Cell Membrane Microviscosity and Ca²⁺-Mg²⁺-ATPase Activity do Not Contribute to Hypertension in the Spontaneously Hypertensive Rat Model

1. The relationships between systolic blood pressure and altered erythrocyte Ca²⁺-Mg²⁺-ATPase activity and membrane microviscosity were assessed in membranes prepared from 20-week-old female Wistar-Kyoto normotensive and spontaneously hypertensive rats obtained from two different sources (Charles River and Harlan OLAC) and a second filial (F₂) generation derived from a cross between Wistar-Kyoto rats and spontaneously hypertensive rats from one source (Charles River).
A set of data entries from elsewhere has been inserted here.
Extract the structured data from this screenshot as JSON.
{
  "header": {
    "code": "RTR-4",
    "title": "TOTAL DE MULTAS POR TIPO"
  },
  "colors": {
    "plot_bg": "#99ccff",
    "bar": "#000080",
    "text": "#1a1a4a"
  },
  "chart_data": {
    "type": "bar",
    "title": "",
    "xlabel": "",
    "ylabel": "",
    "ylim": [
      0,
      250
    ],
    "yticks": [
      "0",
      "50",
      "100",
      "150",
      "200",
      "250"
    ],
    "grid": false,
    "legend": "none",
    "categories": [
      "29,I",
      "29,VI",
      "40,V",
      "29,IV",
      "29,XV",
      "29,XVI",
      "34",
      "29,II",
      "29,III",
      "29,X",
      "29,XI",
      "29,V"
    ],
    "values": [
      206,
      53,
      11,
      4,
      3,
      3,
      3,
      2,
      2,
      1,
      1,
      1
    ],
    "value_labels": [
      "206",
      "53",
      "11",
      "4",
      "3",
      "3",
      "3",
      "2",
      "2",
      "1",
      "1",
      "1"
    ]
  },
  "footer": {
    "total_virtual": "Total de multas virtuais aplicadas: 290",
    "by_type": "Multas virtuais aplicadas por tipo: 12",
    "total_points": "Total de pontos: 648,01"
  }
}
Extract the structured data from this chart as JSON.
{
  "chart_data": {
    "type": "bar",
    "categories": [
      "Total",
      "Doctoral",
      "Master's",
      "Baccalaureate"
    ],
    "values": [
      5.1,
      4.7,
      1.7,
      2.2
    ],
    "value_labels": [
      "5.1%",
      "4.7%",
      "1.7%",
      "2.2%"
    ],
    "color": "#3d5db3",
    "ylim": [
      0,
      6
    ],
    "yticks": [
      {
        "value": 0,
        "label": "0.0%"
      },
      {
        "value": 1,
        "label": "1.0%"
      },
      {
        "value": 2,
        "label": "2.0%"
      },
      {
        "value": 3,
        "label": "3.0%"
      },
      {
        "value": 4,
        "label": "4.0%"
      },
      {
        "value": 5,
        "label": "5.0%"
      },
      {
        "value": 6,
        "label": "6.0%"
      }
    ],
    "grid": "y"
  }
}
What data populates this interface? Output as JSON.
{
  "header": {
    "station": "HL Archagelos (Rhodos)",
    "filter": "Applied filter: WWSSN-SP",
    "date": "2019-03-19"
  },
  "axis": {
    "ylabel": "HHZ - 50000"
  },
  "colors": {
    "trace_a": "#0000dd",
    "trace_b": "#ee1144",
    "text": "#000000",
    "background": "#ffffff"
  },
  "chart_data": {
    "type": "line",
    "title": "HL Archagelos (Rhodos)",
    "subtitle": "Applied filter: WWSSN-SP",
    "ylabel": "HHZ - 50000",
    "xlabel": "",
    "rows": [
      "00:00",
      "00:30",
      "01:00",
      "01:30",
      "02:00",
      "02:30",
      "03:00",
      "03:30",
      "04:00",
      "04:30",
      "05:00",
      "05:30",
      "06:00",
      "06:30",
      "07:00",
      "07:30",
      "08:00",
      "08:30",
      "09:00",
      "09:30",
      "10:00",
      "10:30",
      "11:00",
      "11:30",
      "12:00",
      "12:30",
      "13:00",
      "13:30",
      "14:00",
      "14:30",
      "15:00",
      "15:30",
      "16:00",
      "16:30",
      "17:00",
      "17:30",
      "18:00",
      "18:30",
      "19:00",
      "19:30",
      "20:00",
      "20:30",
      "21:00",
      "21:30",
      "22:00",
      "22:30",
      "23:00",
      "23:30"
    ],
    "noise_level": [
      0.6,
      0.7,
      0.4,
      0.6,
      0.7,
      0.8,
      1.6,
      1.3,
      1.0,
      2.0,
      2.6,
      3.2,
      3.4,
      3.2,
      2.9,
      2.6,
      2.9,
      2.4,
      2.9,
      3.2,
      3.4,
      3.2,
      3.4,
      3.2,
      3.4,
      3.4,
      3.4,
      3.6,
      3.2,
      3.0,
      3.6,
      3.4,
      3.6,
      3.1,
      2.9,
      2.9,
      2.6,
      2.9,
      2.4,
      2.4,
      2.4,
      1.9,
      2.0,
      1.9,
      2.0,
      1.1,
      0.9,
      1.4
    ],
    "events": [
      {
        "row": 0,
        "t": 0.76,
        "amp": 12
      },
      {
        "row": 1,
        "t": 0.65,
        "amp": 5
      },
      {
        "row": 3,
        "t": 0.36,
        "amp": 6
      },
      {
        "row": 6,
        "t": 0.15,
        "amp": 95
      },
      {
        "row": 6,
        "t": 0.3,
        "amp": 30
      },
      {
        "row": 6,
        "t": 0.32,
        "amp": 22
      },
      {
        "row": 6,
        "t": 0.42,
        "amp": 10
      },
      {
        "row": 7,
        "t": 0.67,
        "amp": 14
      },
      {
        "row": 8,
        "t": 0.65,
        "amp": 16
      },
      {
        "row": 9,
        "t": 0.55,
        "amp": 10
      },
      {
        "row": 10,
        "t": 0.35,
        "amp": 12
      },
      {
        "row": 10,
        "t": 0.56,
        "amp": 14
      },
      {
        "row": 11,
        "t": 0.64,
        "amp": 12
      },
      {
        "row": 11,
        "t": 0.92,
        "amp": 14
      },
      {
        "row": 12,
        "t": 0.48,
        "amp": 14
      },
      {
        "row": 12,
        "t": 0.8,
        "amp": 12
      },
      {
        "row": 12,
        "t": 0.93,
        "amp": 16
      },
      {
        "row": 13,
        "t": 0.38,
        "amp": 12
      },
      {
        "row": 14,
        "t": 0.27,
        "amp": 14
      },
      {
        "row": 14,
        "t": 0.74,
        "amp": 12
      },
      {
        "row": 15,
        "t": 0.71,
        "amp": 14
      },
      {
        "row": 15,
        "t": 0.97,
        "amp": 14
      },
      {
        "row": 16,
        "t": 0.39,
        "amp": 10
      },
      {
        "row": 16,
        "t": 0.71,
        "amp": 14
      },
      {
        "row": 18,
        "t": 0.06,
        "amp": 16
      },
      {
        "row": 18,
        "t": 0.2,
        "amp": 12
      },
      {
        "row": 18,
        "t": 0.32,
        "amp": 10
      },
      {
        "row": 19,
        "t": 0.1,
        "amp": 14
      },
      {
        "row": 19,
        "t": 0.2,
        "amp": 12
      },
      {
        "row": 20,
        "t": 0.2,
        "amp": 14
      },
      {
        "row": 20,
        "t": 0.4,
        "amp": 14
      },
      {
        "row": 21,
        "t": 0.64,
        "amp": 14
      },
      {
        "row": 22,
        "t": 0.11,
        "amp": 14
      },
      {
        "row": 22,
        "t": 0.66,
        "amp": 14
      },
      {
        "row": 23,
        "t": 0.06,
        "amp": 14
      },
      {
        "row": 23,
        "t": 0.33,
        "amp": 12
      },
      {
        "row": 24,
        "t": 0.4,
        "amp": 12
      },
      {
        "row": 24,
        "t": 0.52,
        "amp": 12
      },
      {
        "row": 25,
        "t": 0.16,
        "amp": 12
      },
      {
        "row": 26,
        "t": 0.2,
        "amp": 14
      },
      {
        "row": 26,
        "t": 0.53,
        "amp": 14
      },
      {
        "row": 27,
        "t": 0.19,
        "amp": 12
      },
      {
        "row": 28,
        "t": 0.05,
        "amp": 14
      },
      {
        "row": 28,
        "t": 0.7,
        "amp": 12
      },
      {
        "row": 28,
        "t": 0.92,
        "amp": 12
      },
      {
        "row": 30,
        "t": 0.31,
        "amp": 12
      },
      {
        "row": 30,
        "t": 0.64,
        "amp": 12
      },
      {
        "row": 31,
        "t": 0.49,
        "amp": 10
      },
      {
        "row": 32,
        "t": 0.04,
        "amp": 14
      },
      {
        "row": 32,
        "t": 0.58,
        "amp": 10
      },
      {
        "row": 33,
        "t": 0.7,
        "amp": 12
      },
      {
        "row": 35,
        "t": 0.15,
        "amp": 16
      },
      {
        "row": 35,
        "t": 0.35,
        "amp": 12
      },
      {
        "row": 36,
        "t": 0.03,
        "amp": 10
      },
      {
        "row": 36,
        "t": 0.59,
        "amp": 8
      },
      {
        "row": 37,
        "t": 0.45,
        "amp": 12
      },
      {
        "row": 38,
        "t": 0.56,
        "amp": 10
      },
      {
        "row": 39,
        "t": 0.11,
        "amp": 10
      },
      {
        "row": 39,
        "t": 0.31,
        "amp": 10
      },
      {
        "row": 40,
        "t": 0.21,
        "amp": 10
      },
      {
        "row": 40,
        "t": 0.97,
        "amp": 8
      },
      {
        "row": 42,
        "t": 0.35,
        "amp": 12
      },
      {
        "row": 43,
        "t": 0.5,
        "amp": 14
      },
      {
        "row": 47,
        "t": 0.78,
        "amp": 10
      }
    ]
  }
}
2. Spontaneously hypertensive rats from both sources had systolic blood pressures significantly higher than those of Wistar-Kyoto animals (P <0.05; 151 + 4 and 110 + 3 mmHg, Charles River; 155 + 4 and 122 + 4 mmHg, Harlan OLAC). The systolic blood pressures for the F₂ rat population ranged between 73 and 168 mmHg.

3. Ca²⁺-Mg²⁺-ATPase activity was measured as ATP-dependent ⁴⁵Ca²⁺ uptake into inside-out vesicles and microviscosity assessed by the measurement of polarization anisotropy of membrane incorporated fluorescent probes including 1,6-diphenyl-1,3,5-hexatriene, trimethylamino-1,6-diphenyl-1,3,5-hexatriene and a series of anthroyloxy fatty acids.

4. Contrary to previous studies, no relationship between adult systolic blood pressure and erythrocyte Ca²⁺-Mg²⁺-ATPase activity or general or localized membrane microviscosity was indicated by the comparison of spontaneously hypertensive and Wistar-Kyoto animals or in the analysis of the F₂ rat population.

5. These results suggest that Ca²⁺-Mg²⁺-ATPase activity and membrane microviscosity are causally unrelated to hypertension in these animals. On the assumption that biophysical properties of the erythrocyte membrane reflect those of smooth muscle, our results suggest that membrane alteration does not play a significant role in the pathogenesis of hypertension in the spontaneously hypertensive rat model.